Sergio Rossi failed to live up to its potential within Kering’s portfolio, with Rossi himself leaving, and the brand seeing a revolving door of managers and designers.

Kering is in a blackout period before its second-quarter results, due to be released later today, and Emerisque did not respond to a request for comment.

A sale of the loss-making Rossi is clearly imminent: Earlier on Monday, Kering revealed the appointment of Grita Loebsack as chief executive officer of its luxury couture and leather goods’ emerging brands. She will have purview over Alexander McQueen, Balenciaga, Brioni, Christopher Kane, Stella McCartney and Thomas Maier. Kering made no mention of Sergio Rossi in the portfolio.

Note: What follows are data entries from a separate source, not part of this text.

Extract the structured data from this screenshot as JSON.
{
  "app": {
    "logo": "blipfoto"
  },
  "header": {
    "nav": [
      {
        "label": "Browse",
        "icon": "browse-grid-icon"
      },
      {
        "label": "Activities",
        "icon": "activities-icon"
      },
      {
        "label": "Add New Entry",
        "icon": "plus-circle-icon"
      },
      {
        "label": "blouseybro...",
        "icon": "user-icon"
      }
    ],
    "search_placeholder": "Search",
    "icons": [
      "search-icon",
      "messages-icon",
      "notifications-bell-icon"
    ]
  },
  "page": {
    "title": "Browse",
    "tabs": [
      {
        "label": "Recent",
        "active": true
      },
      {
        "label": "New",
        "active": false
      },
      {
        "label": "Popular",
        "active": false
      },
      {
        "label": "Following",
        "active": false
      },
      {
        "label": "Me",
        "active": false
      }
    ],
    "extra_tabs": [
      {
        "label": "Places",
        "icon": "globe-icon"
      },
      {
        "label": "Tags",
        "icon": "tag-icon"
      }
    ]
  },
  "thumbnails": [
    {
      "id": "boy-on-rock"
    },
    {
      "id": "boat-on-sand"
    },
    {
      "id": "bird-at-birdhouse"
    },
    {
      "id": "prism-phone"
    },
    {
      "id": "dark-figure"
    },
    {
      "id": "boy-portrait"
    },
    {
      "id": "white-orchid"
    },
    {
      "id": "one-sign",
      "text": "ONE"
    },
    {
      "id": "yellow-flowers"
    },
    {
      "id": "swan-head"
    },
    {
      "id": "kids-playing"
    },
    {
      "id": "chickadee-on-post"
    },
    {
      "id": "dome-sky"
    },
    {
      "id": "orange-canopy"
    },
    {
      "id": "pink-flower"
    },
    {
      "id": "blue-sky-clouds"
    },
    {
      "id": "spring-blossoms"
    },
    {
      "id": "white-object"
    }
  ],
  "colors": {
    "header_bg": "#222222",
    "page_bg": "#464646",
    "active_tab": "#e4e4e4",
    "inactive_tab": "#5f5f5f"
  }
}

Emerisque owns Italy’s Industries Sportswear Company SpA, parent of Marina Yachting and Henry Cotton’s. It also owns the Italian men’s sportswear label MCS, formerly known as Marlboro Classics.

In the past, Emerisque has owned companies such as Lee Cooper, and the U.S.-based men’s wear companies Hickey-Freeman, Hart Schaffner Marx, Bobby Jones and Monarchy.

Emerisque was founded in 2004 and operates from the U.K., U.S. and Hong Kong for the acquisition of, or investment in, medium-sized, established Western consumer brands and vertical retailers.

Potential acquisitions have critical mass in their core markets and potential for rapid scale in the newer world economies and distribution channels, according to the company’s Web site, which says Emerisque targets growth markets such as Greater China and Russia, India, the Middle East and North Africa.